07-11-2022, 08:55 PM
(07-11-2022, 04:09 PM)JasonBlack Wrote:(07-09-2022, 11:26 PM)pbrower2a Wrote: The United States of America is not a nation-state. It is a nationality of convenience. This is an empire, even if it is (long may it so stay) the Empire of Liberty. We have great diversity in what it means to be an American. Very old Hispanic communities in New Mexico and Florida are just as American as descendants of residents of what were the original thirteen colonies and states. If having been stripped of any cultural connection to a foreign country except genes that place one's ancestors (or enough of them) in sub-Saharan Africa so that they could do back-breaking toil under brutal management and having to create a culture in America that belongs only in America, then what is?
One thing we can all agree on: America is an experimental mass of cognitive dissonance and ideological contradictions, where revolution often coincides with convention and tradition. Imo, it's a miracle we have lasted this long, but at the same time...it's clear something worked.
Liberty. Early promotion of mass education that people cherished back then. Zero tolerance for mass violence. The ability to cope, most of the time, with multicultural and multi-ethnic reality. A free market except for the welfare state. Being on the winning side in most major wars. The United States has typically shown more flexibility than systems like Nazi Germany, fascist Italy, and Thug Japan that sought to destroy a decadent society that lacked a martial spirit. We improvised the last legions to march through Rome. The USA has been around for a long time as empires go. Do you not believe me? At 247 years, we are only 57 years away from having a longer lifespan than Russia under the Romanov dynasty, an impressive entity if one terribly flawed.
The cognitive dissonance is comparatively new, much of it the result of people confusing their resentments with truth, the rise of fundamentalist Christianity, and extreme narcissism arising among the economic and administrative elites.
Except in the run-up to the American Civil War, America has been typically good at self-correction. We are in the early stages of our response to an effort to nullify a free and fair election. Look at the system failures of other countries from antiquity to modern times, and you will usually notice that something spiraled out of control until the system was formally destroyed. They thought that they could solve their problems with wars, and they ended up with an enemy too big for them to stave off; they repressed independent thought and thus ensured that all that could grow was internal rot; they had no coherent finance; they ended up with an elite that became increasingly incompetent.

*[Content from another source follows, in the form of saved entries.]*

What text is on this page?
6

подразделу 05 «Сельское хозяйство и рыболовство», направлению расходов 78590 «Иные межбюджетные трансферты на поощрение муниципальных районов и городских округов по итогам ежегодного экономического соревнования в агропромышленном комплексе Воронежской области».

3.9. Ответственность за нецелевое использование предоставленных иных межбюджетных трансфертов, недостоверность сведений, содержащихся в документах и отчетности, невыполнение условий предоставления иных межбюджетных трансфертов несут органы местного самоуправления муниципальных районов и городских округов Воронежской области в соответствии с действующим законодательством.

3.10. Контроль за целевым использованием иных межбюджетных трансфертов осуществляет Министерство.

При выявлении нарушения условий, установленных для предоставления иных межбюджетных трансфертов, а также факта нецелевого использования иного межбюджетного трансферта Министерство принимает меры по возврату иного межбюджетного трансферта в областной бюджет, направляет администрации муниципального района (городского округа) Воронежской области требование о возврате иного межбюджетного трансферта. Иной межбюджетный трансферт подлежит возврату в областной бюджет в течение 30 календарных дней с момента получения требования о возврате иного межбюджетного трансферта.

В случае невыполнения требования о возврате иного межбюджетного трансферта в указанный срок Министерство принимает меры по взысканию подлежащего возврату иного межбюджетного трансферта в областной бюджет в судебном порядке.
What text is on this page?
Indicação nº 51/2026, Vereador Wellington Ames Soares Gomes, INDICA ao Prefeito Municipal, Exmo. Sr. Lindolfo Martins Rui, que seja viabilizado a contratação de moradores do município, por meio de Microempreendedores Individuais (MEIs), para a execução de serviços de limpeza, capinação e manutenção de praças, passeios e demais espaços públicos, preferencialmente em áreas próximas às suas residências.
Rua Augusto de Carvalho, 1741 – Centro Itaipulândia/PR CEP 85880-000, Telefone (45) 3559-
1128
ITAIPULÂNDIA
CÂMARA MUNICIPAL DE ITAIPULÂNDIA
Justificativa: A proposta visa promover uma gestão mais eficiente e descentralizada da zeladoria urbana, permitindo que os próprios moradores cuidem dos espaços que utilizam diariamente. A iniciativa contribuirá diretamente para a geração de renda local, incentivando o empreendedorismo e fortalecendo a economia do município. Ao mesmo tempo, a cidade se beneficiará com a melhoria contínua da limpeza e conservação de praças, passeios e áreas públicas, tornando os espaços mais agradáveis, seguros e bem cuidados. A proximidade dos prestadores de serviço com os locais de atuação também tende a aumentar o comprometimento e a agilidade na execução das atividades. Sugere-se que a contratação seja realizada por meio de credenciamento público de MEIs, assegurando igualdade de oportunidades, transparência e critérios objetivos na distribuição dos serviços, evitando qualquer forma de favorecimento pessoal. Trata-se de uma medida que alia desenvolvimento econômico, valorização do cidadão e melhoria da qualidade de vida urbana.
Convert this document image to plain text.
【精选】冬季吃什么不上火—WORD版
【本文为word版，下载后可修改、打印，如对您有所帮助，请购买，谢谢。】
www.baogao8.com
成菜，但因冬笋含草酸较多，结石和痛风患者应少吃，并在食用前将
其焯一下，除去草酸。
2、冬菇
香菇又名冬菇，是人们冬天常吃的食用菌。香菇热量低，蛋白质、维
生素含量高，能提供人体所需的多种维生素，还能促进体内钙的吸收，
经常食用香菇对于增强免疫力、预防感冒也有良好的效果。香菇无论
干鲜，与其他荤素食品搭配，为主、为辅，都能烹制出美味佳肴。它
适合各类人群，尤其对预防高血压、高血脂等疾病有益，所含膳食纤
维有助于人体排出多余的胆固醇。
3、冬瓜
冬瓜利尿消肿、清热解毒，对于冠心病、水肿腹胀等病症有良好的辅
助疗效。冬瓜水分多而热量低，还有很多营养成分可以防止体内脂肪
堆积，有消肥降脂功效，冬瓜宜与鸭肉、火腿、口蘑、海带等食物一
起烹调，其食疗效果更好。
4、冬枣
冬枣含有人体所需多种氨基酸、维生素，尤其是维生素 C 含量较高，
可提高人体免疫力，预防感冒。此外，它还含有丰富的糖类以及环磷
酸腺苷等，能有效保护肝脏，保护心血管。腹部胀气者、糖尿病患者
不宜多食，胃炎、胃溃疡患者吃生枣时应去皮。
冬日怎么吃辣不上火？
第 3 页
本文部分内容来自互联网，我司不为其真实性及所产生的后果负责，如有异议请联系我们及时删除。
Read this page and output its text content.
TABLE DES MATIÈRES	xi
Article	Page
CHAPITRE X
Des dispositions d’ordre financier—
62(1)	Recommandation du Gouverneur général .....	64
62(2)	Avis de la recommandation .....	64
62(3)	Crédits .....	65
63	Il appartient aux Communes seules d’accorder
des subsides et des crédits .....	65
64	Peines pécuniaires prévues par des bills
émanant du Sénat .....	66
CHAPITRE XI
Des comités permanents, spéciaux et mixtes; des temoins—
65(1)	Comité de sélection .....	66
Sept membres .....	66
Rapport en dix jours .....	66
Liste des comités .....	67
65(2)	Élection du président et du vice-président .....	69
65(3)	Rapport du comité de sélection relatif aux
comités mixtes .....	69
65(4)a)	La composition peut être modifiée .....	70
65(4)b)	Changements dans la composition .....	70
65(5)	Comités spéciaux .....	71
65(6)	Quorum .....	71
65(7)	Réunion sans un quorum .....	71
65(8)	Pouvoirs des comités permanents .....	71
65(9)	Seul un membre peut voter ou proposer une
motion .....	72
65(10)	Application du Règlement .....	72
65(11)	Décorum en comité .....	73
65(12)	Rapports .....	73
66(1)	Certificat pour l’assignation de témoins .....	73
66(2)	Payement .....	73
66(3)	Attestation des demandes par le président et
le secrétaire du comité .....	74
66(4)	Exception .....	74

We will soon discover that we have too much to lose to avoid doing what it takes to undo some of the rottenness that many of us see. Maybe we need to change patterns of child-rearing, to decentralize the economy so that there is opportunity for a good life in more places (the Rust Bowl used to be a place of opportunity; I have every cause to believe that it can again), and in general to have a culture that honors the blessings that many of us used to take for granted at the expense of tawdry titillation, the celebration of the overweening Self, crony capitalism, and intellectual laziness. We grow plenty of food for the population that we have, which means that we are in less danger of global warming than countries that live on the edge of mass starvation.
History shows that those who bet against the USA typically lose badly.
The ideal subject of totalitarian rule is not the convinced Nazi or the dedicated Communist but instead the people for whom the distinction between fact and fiction, true and false, no longer exists -- Hannah Arendt.